I hand it over. She uses it to scrape through the bloody dirt and snow on the ground, until it’s just a messy pile of weeds and mud.
“Where are you taking him?” I ask.
“West. Candelaria goes almost to the river.” She stands up and peers at her handiwork, clapping her mittens together. “It’ll look like a coyote got him.”
“Why can’t we just put it in the trash?”
“Because someone might recognize him and tell the Schwartzes.” Leslie squints at me. “It’s a crime.”
“It is?”
“You didn’t know. But you can’t do it again.”
“I know.” I knew even when I was doing it.

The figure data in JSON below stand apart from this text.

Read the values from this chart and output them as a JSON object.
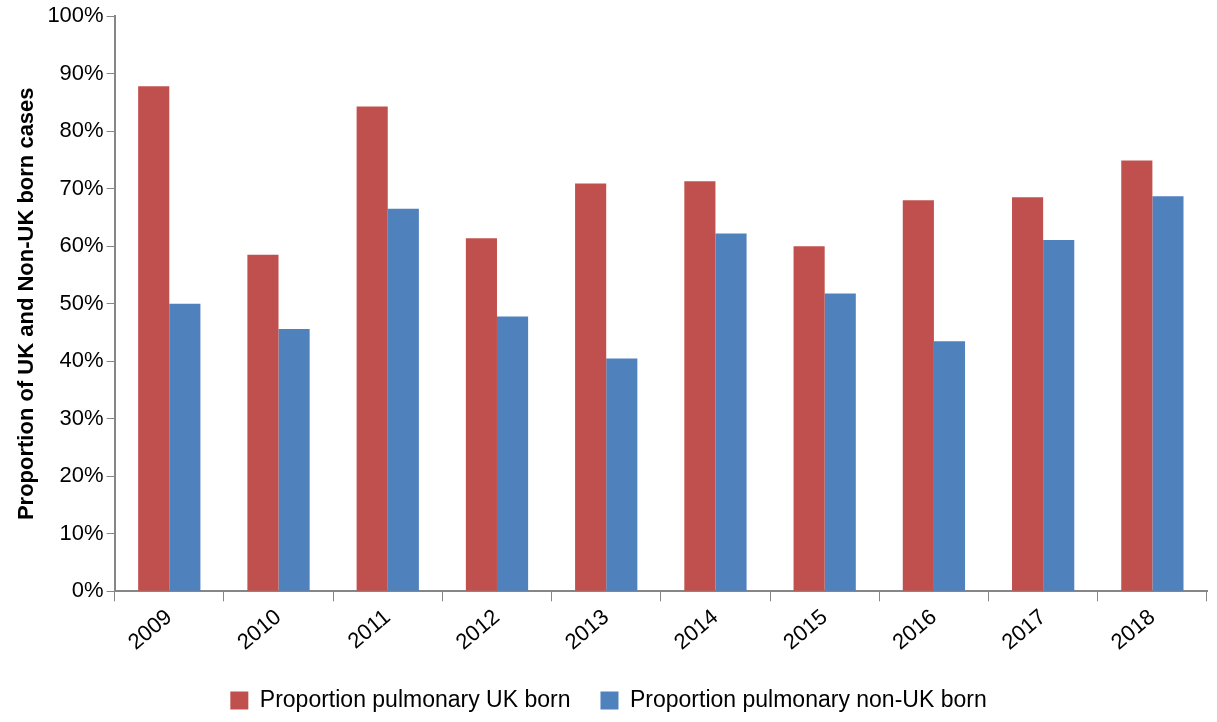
{
  "chart_data": {
    "type": "bar",
    "ylabel": "Proportion of UK and Non-UK born cases",
    "categories": [
      "2009",
      "2010",
      "2011",
      "2012",
      "2013",
      "2014",
      "2015",
      "2016",
      "2017",
      "2018"
    ],
    "series": [
      {
        "name": "Proportion pulmonary UK born",
        "color": "#c0504d",
        "values": [
          87.8,
          58.5,
          84.3,
          61.4,
          70.9,
          71.3,
          60,
          68,
          68.5,
          74.9
        ]
      },
      {
        "name": "Proportion pulmonary non-UK born",
        "color": "#4f81bd",
        "values": [
          50,
          45.6,
          66.5,
          47.8,
          40.5,
          62.2,
          51.8,
          43.5,
          61.1,
          68.7
        ]
      }
    ],
    "ylim": [
      0,
      100
    ],
    "yticks": [
      {
        "value": 0,
        "label": "0%"
      },
      {
        "value": 10,
        "label": "10%"
      },
      {
        "value": 20,
        "label": "20%"
      },
      {
        "value": 30,
        "label": "30%"
      },
      {
        "value": 40,
        "label": "40%"
      },
      {
        "value": 50,
        "label": "50%"
      },
      {
        "value": 60,
        "label": "60%"
      },
      {
        "value": 70,
        "label": "70%"
      },
      {
        "value": 80,
        "label": "80%"
      },
      {
        "value": 90,
        "label": "90%"
      },
      {
        "value": 100,
        "label": "100%"
      }
    ],
    "grid": false,
    "legend": "bottom"
  }
}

“Okay.” She sighs. “You’re lucky it was just Tommy. But he’s going to tell people. You’re going to say that he’s lying.”
“I will.”
“Good.” She carries the pipe over to the broken back window of the gas station and drops it in. I hear the clatter as it hits the tile. “I have to leave now if I’m going to get back before dark. It’s your turn to make dinner.”
“Thank you,” I mumble.
She wipes her nose. “Wash your hands. Before you make dinner.”
I nod.
Leslie gets on her bike, wobbling a little from the weight of the bag, and turns onto the sidewalk. I watch her puffy silhouette disappear past the rows of storefronts with electric luminarias lining their roofs.
Like the person, the event is never static. You could say this one is about love, about Leslie rescuing me, and that would be true.
You could say she shouldn’t have rescued me at all. That it’s about the blood in the snow. And that would be true too.
41
Leslie
I stood over the sink. The dishes were soaking. I put my hands in, turning the skin pink, and then I went to the refrigerator and poured out the last of the wine with wet fingers. When I came back into the living room, Eli looked up at me. “Euh,” he said, and reached for my glass. I sat back on the couch and closed my eyes. Mary hadn’t answered my last three texts.